If the +XFS_SB_FEAT_INCOMPAT_ZONED+ feature is enabled, the real time device
uses an entirely different space allocator.  This features does not use the
xref:Real-Time_Bitmap_Inode[Free Space Bitmap Inode] and
xref:Real-Time_Summary_Inode[Free Space Summary Inode].
Instead, writes to the storage hardware must always occur sequentially
from the start to the end of a rtgroup.  To support this requirement,
file data are always written out of place using the so called copy on write
or COW write path (which actually just redirects on write and never copies).

When an rtgroup runs out of space to write, free space is reclaimed by
copying and remapping still valid data from the full rtgroups into
another rtgroup.  Once the rtgroup is empty, it is written to from the
beginning again.  For this, the
xref:Real_time_Reverse_Mapping_Btree[Reverse-Mapping B+tree] is required.

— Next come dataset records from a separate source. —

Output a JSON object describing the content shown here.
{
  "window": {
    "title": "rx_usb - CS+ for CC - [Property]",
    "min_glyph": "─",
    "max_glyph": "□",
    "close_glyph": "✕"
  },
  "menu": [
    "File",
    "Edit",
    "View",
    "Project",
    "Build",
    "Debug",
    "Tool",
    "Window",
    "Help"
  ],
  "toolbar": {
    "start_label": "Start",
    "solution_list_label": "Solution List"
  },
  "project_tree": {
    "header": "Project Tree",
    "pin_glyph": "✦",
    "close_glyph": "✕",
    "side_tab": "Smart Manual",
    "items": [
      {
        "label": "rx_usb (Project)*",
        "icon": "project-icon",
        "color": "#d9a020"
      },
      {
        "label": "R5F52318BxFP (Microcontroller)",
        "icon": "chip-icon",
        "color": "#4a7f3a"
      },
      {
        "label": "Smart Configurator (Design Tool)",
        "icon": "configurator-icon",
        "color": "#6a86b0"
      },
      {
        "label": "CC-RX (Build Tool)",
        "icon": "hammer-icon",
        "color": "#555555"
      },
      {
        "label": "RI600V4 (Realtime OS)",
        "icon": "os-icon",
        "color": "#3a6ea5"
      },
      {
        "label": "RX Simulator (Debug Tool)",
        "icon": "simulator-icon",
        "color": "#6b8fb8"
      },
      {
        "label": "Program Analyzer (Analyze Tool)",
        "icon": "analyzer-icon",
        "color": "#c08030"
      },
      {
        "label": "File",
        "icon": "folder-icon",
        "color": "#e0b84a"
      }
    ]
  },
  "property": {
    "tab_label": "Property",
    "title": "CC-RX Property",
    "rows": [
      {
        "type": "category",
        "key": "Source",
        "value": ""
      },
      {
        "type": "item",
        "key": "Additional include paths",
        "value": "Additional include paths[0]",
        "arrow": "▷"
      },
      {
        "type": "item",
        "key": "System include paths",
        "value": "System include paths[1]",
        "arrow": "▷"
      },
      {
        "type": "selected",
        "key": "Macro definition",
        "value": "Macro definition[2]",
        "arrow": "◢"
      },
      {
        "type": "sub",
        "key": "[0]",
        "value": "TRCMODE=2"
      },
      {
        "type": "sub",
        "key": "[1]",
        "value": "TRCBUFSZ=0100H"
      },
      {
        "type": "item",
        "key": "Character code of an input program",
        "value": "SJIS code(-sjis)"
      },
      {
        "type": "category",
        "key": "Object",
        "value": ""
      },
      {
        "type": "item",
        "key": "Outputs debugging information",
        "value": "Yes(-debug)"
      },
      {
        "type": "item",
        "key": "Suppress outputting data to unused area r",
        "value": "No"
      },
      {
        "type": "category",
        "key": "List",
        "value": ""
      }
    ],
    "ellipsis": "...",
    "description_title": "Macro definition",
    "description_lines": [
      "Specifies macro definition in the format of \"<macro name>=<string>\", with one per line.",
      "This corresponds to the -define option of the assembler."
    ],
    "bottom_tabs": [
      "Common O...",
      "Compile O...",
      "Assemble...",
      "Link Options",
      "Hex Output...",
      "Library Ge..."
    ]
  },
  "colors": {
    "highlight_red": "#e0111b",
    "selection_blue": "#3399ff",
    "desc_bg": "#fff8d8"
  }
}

For storage hardware that supports hardware zones, each rtgroup is mapped
to exactly one zone.  When a file system is created on a a zoned storage
device that does support conventional (aka random writable) zones at the
beginning of the LBA space, those zones are used for the xfs data device
(which in this case is primarily used for metadata), and the zoned requiring
sequential writes are presented as the real-time device.  When an external
real-time device is used, rtgroups might also map to conventional zones.

Filesystems with a zoned real-time device by default use the real-time device
for all data, and the data device only for metadata, which makes the
terminology a bit confusing.  But this is merely the default setting.  Like
any other filesystem with a realtime volume, the +XFS_DIFLAG_REALTIME+ flag
can be cleared on an empty regular file to target the data device; and the
+XFS_DIFLAG_RTINHERIT+ flag can be cleared on a directory so that new
children will target the data device.